Honestly, I love your videos...if it were feasible to take a laptop to the ski hill to watch yours, I would.



> Couple of things here could be at play. Lets start with your equipment. What are your bindings set at in regard to stance angles and setback (how far back from the nose) and how well centered they are. When you spin around point down the hill, do you do so regular or does the board go tail first? Additionall, is your forward lean set the same for both bindings?


The bindings are set at 15 in the front and -2 in the rear. I'm not sure about setback, although given how old my board is, the bindings are both located a little farther to the tail side...They are pretty centered, heel-to-toe though. The guys at the skate/snowshop set 'em up for me. I do go regular when the board pivots. And yes, the forward lean is the same for both...nearly vertical. Not sure if tilting them forward a little would help or not.

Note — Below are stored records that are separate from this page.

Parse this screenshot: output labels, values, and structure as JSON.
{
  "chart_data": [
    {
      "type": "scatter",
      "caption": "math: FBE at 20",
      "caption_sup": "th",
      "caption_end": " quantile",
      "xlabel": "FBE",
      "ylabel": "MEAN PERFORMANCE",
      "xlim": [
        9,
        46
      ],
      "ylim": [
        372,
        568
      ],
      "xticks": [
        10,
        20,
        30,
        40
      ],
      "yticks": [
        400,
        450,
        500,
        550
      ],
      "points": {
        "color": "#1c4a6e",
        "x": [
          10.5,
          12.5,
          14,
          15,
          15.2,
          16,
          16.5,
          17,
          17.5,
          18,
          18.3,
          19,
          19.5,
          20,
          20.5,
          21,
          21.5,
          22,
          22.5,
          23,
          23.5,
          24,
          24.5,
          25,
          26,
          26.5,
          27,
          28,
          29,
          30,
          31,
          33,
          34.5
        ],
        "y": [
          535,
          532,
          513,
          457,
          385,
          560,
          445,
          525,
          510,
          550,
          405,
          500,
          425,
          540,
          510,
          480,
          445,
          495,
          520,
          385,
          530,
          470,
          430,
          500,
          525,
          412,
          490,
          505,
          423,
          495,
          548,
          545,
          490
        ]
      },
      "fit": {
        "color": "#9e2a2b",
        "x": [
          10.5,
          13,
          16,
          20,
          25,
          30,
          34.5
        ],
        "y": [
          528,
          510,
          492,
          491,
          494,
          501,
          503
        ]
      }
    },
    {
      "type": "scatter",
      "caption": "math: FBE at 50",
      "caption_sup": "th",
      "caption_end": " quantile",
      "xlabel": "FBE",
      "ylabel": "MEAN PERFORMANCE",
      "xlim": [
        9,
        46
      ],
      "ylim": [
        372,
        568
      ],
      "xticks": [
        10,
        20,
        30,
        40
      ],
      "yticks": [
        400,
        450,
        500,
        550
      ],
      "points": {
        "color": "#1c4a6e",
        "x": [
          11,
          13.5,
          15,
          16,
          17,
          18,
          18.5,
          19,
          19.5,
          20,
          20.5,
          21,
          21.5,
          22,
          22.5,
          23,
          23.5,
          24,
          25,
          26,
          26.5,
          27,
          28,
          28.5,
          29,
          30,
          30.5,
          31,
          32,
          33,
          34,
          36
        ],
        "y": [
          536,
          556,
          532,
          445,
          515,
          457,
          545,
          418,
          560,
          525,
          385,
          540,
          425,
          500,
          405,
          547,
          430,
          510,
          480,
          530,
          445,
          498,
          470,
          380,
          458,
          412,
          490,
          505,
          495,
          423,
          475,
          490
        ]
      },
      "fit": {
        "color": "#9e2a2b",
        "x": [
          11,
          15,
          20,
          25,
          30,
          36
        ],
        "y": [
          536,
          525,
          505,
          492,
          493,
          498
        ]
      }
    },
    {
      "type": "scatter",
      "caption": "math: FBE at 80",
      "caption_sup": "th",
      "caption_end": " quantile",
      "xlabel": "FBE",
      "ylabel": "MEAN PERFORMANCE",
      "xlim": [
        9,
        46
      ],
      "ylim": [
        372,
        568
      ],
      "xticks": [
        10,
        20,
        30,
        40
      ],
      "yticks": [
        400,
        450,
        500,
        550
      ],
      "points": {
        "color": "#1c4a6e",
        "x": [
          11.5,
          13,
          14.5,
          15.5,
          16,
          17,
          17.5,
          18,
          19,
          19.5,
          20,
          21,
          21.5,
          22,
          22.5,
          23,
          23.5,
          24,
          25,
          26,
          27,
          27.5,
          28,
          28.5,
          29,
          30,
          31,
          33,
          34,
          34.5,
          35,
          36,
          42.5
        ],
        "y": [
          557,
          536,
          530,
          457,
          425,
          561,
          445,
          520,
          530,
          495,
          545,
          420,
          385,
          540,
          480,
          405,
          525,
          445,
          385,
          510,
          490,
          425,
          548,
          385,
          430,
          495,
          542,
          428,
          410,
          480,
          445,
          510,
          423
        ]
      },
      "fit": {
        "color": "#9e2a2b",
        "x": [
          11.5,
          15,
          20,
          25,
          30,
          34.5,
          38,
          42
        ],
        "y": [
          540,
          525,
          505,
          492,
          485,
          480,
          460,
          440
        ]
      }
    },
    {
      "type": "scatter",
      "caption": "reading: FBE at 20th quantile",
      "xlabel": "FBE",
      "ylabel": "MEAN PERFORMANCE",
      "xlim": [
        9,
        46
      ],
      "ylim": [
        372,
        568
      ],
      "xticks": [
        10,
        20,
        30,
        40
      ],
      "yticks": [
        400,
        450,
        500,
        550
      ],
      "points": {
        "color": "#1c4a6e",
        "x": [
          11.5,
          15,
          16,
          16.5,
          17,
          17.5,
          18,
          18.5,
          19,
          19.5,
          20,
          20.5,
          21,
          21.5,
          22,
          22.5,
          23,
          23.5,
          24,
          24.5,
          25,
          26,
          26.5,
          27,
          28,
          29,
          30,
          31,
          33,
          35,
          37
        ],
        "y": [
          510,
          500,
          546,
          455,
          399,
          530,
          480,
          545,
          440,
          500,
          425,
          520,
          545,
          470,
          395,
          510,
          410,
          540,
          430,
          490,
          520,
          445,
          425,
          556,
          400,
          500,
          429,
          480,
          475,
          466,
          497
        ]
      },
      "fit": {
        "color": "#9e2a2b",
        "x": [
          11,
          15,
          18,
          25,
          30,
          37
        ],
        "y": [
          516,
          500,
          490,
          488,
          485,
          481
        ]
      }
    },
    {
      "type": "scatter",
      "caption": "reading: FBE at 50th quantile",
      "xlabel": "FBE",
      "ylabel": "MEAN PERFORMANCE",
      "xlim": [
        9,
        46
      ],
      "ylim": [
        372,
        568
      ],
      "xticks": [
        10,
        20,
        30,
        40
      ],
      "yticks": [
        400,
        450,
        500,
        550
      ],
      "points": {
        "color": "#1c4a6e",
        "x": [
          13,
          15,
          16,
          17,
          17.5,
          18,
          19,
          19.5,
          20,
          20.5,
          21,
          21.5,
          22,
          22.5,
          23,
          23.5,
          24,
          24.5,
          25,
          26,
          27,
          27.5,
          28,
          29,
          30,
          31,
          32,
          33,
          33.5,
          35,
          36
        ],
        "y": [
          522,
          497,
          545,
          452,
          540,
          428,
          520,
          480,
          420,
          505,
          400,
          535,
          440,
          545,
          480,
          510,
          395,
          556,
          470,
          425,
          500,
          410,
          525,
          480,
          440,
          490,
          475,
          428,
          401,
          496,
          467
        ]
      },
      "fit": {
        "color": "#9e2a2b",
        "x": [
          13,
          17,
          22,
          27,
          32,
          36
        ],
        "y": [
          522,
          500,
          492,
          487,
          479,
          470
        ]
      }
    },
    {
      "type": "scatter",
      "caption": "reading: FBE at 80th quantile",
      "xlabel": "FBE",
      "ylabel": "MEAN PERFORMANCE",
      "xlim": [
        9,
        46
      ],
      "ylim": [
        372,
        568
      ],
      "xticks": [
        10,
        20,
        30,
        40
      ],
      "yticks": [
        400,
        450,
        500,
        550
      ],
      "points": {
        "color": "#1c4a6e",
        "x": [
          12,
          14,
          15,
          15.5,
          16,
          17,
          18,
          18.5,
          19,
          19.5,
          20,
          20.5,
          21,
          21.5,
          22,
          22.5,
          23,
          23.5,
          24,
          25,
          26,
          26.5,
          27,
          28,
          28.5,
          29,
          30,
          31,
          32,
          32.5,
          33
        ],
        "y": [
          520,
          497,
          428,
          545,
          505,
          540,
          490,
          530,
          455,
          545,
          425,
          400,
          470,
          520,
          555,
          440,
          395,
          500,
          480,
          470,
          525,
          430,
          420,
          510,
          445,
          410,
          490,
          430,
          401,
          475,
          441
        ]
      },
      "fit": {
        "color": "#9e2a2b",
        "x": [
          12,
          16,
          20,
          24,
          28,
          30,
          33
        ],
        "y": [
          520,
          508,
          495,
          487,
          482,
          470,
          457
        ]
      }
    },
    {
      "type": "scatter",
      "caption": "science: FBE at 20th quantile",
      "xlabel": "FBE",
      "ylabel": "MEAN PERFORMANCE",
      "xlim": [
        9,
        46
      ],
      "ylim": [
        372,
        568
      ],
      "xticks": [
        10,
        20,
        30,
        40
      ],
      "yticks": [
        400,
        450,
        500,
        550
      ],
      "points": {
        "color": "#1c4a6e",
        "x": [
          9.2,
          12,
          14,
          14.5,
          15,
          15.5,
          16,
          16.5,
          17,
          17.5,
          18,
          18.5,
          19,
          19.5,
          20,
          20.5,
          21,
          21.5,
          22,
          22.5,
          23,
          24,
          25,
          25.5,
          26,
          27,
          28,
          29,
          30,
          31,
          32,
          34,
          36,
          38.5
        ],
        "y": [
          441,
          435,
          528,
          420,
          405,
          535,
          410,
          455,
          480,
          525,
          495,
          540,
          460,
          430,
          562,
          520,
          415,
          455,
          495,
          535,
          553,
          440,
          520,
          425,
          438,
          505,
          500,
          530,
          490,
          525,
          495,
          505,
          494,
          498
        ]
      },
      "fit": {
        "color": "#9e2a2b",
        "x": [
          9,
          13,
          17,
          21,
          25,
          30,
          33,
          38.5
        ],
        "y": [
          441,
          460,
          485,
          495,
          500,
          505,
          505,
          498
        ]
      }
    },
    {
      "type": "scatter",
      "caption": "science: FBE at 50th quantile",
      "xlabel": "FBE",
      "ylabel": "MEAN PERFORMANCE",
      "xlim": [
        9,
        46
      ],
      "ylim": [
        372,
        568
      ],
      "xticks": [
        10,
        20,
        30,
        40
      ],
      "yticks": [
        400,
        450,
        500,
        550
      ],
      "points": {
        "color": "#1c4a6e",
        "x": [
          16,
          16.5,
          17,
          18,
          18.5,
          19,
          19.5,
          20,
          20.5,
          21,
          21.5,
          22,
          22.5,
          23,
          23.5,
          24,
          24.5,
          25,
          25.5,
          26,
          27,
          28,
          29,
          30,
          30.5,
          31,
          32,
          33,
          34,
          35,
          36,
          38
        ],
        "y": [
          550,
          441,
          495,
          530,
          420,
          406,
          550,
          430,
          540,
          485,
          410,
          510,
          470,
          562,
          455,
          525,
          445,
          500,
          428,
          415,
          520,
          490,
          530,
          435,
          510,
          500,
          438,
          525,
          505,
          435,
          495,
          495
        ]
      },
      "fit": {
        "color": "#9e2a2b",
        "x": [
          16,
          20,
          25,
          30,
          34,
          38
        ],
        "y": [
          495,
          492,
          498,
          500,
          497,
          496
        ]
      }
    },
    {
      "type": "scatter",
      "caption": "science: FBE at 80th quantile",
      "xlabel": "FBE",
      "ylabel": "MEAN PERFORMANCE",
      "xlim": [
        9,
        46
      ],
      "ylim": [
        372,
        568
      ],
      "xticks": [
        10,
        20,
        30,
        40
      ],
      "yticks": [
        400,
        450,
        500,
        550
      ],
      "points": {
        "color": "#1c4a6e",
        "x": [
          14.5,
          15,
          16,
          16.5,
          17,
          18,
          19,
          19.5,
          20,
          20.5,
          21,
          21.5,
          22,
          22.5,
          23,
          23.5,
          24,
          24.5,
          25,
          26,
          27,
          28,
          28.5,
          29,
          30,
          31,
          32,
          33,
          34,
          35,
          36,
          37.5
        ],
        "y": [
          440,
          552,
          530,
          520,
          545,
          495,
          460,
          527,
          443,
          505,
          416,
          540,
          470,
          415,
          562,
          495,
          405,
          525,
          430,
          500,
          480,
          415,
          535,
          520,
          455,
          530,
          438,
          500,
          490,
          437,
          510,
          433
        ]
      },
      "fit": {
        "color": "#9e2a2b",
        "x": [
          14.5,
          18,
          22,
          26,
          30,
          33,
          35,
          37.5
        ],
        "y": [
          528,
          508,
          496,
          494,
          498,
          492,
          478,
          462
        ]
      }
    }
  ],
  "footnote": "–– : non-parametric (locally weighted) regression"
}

> In general, remember a few basic points. First, the heavy end of the board always wants to go down the hill first so you need to use a foot to foot shift of your weight back and forth to keep the board across the fall line. Second, torsional twist of the board has a huge impact in a side slip. If one foot is relaxed more than the other, that end of the board will slip down the hill faster. This is where having different forward lean settings can be an issue. Thirdly, assuming more of sitting or squatting position in the heelside slip is super important to maintain high edge angles without falling backwards.


Now that you mention it, the torsional twist _might_ be what's doing me in. I'll have to keep an eye on that next time I go out.


> So, when you get up, do so with the board totally across the fall line and have the heel edge dug in solidly. When pushing yourself up, stay as centered as you possibly can and avoid rotating any part of your body as much as possible. As you flatten the board out to start the slip, think in terms of making minor corrections sooner rather than large corrections later.


Ah-ha! That's another thing I wasn't doing: making a platform for myself by digging my board in.



> In practice, this means that as the nose (or tail) of the boards starts to slip downhill ahead of the board, shift your weight toward the OPPOSITE end of the board and raise the toes more on that foot, while relaxing the toes on the OPPOSITE end. This will then put the brakes on the end that is slipping and release the brakes on the OPPOSITE end of the board. At first, this will be a shimmy type motion going down the hill. Soon however, you will be toning down these movements to hold your board at any angle you want down the hill.


Awesome, thanks!


----------



## Officer Shred (Apr 21, 2010)

EDIT: Sorry, double post.


----------



## Officer Shred (Apr 21, 2010)

Make sure you look directly down the fall line. Ensure your shoulders and hips are perpendicular to the fall line and also ensure you have even weight on both feet. If you have all those points covered, then your board shouldn't turn downhill and take off. 

You could also get a friend to help you up if you're really having problems with it.

Heelside Sideslipping | Boardworld






I hope that helps you.


----------



## [fly] (Feb 14, 2011)

Snowolf said:


> Try increasing the forward lean on each binding a few clicks. This will increase your heelside power a bit and may help you with this issue.


Tried that today! It made my bindings harder to tighten my boots into, but it made heelside sideslipping a breeze! I found it really easy to translate sideslipping into turning, and before I knew it, I was linking turns all the way down the (bunny) hill. 

Next step: Chairlifts and the "real" hills.

Thanks all!


----------